Actual decisions in the past 4 years producing no significant policy changes notwithstanding; there are more highly right wing conservative people in government as of 11/2/04. The future might very well be different.

And I loathe that hate-mongering of gays was used to "bring out the vote". It makes me sick. So speaks a hetero married woman.



Slow down there folks. Really. Let's not jump into the fever swamps with Michael Moore and the rest of the loony left. If anyone.... ANYONE can justify all this talk about an American thocracy by quoting a single Republican calling for any such thing please enlighten me. Remember, this was not an election won just with the votes of a bunch of medeival minded Christian Taliban. Consider the following from The Times of London:

"But before the entire Bush constituency is dismissed as merely a collection of religious fanatics, armed to the teeth and living in the hills, it should be remembered that the army of secular Americans is about the same size as those for whom cultural conservatism is the essence of their politics.... The crucial additional building blocks in the Bush coalition were drawn from beyond the stereotype of the Republican electorate. Mr Bush performed notably better among three categories of Americans on Tuesday than he had done four years earlier. These were women, the elderly and Hispanic citizens. The Hispanic electorate has been wooed by the White House for the whole of Mr Bush's tenure. He reaped a substantial reward for his efforts, not least in Florida. The Democratic Party, once the ultimate "rainbow coalition", has thus lost its hold on female electors and its dominance over a rapidly expanding ethic minority".

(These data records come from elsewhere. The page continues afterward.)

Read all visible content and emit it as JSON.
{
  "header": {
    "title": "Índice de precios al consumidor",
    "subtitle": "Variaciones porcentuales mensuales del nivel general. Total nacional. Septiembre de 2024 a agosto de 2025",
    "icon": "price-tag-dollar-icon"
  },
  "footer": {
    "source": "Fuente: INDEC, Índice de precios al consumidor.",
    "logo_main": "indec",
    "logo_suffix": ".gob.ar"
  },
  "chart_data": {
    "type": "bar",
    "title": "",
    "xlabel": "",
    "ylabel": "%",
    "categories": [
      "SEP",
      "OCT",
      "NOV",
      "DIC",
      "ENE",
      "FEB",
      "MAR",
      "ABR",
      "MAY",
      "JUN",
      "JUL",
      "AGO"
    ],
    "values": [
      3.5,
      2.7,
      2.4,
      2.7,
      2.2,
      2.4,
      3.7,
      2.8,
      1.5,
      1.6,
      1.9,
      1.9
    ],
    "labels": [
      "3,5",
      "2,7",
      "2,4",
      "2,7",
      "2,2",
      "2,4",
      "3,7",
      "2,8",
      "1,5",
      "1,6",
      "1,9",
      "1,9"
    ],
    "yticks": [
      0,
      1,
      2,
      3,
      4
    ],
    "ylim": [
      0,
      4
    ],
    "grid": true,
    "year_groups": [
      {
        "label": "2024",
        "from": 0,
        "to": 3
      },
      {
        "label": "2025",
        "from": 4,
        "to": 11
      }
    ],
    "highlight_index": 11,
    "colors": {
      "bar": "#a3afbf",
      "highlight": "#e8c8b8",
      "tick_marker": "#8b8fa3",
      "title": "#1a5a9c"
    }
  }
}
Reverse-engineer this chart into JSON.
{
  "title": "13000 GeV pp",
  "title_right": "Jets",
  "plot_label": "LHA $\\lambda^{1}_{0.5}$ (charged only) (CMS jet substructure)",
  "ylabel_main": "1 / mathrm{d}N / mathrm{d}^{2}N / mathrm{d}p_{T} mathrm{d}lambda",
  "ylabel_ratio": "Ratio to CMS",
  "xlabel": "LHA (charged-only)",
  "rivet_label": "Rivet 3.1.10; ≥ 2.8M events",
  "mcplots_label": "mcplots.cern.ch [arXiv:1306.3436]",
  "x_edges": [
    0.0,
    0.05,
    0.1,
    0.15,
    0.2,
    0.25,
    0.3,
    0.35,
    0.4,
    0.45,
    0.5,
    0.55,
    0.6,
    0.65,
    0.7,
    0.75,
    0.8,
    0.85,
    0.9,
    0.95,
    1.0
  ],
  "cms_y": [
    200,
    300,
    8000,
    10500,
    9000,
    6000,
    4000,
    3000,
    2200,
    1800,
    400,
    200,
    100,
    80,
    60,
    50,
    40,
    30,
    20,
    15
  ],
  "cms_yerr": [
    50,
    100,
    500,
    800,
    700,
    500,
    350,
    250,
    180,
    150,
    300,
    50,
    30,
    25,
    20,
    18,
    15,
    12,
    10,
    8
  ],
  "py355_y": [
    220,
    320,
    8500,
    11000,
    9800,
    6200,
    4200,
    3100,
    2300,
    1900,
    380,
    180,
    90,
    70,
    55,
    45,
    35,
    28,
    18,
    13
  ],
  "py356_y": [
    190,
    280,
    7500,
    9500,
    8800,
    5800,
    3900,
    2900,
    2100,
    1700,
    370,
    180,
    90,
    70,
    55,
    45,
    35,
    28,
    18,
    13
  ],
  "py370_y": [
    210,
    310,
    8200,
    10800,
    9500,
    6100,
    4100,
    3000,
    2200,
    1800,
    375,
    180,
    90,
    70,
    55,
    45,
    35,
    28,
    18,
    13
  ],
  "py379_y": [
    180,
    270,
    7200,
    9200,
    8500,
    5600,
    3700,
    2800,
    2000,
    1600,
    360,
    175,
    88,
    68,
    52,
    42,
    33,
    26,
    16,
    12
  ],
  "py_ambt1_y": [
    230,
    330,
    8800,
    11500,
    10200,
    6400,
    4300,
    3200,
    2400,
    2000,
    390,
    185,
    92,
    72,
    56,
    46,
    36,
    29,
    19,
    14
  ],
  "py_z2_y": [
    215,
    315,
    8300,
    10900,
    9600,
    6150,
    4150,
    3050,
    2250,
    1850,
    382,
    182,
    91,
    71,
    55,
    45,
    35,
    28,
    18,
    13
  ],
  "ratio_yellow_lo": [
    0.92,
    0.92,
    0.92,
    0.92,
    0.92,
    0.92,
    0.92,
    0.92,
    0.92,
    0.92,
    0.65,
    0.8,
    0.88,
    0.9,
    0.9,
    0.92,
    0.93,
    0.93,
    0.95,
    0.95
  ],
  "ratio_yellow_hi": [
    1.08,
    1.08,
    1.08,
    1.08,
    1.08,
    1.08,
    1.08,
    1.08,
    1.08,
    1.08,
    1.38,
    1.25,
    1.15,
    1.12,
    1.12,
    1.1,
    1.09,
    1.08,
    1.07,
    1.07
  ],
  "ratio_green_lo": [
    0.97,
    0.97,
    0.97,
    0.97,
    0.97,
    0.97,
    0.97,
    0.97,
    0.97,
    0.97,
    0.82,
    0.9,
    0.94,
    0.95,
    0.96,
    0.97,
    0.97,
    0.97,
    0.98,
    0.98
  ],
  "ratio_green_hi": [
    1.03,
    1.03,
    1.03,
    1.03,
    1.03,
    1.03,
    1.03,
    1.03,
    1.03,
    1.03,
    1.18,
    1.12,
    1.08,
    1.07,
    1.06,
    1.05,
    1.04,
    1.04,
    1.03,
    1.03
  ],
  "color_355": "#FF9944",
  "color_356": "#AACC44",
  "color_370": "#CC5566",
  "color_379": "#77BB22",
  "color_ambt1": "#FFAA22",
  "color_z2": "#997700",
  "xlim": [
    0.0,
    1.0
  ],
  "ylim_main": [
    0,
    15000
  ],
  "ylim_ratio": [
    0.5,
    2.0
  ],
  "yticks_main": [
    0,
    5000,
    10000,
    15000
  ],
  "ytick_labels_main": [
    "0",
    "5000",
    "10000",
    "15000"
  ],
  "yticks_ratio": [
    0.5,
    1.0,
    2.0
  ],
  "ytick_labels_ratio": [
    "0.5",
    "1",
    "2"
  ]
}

Realize that George Bush was the first president since Reagan to receive over 50% of the vote, the Republicans increased their majority in Congress for the second election in a row, have held a majority for ten years now, and hold a majority of the governorships and legislatures accross the country.

If you really want to start to understand the election, you'll need to take add some alternative views to your acceptance of the echo chamber constructed by the BBC, NY Times, The Nation, etc... Try this from a Wall Street Journal column by Jeffrey Zaslow on politicians' coping with political loss:

"I interviewed George W. Bush when he was governor of Texas, and he spoke frankly about how family bonds are tested. He said he had a "tempestuous" relationship with his daughters, then 13 years old. They listened to "songs that demean women" and watched "TV shows that disgust me," he said. "I'm constantly at war with them over that '90748' -- whatever that is, the one with all the numbers." (He was referring to "Beverly Hills 90210.")

But he said he had come from a family that practiced "absolute love" -- no matter what. That had carried the family through its lowest moments, including his father's losing 1992 re-election bid, and his brother's loss in the 1994 Florida governor's race. After their defeats, the future president said, he comforted both men by listening more than talking. "There's not much you can say but 'I love you.' I made sure I said it."

That is the George Bush 59 million Americans voted for.

Cat Meier


I'm only just now going back and reading your posts from right after the election. I sort of had to go into an information blackout for a little while after the election while I got myself back on an even keel emotionally.

That said, I want to thank you for the points you've been trying to make in posts like this one. I, like Natalie have really been feeling more and more like an outsider and an "other" in my own country lately. The point you made in a different post about how safe do gay people in those states that passed "marriage protection" laws feel right now? The answer, for those states and others like Virginia that have already passed such laws, is not very safe at all. And its not just that I feel like my rights and security are at risk, its that it seems like an awful lot of good people are just standing by and letting it happen. That's really the scariest thing.

But anyway, really I just wanted to say thank you for all you've said and all you've done. A lot of Americans are very unhappy with these results and we're not going to let go without a fight.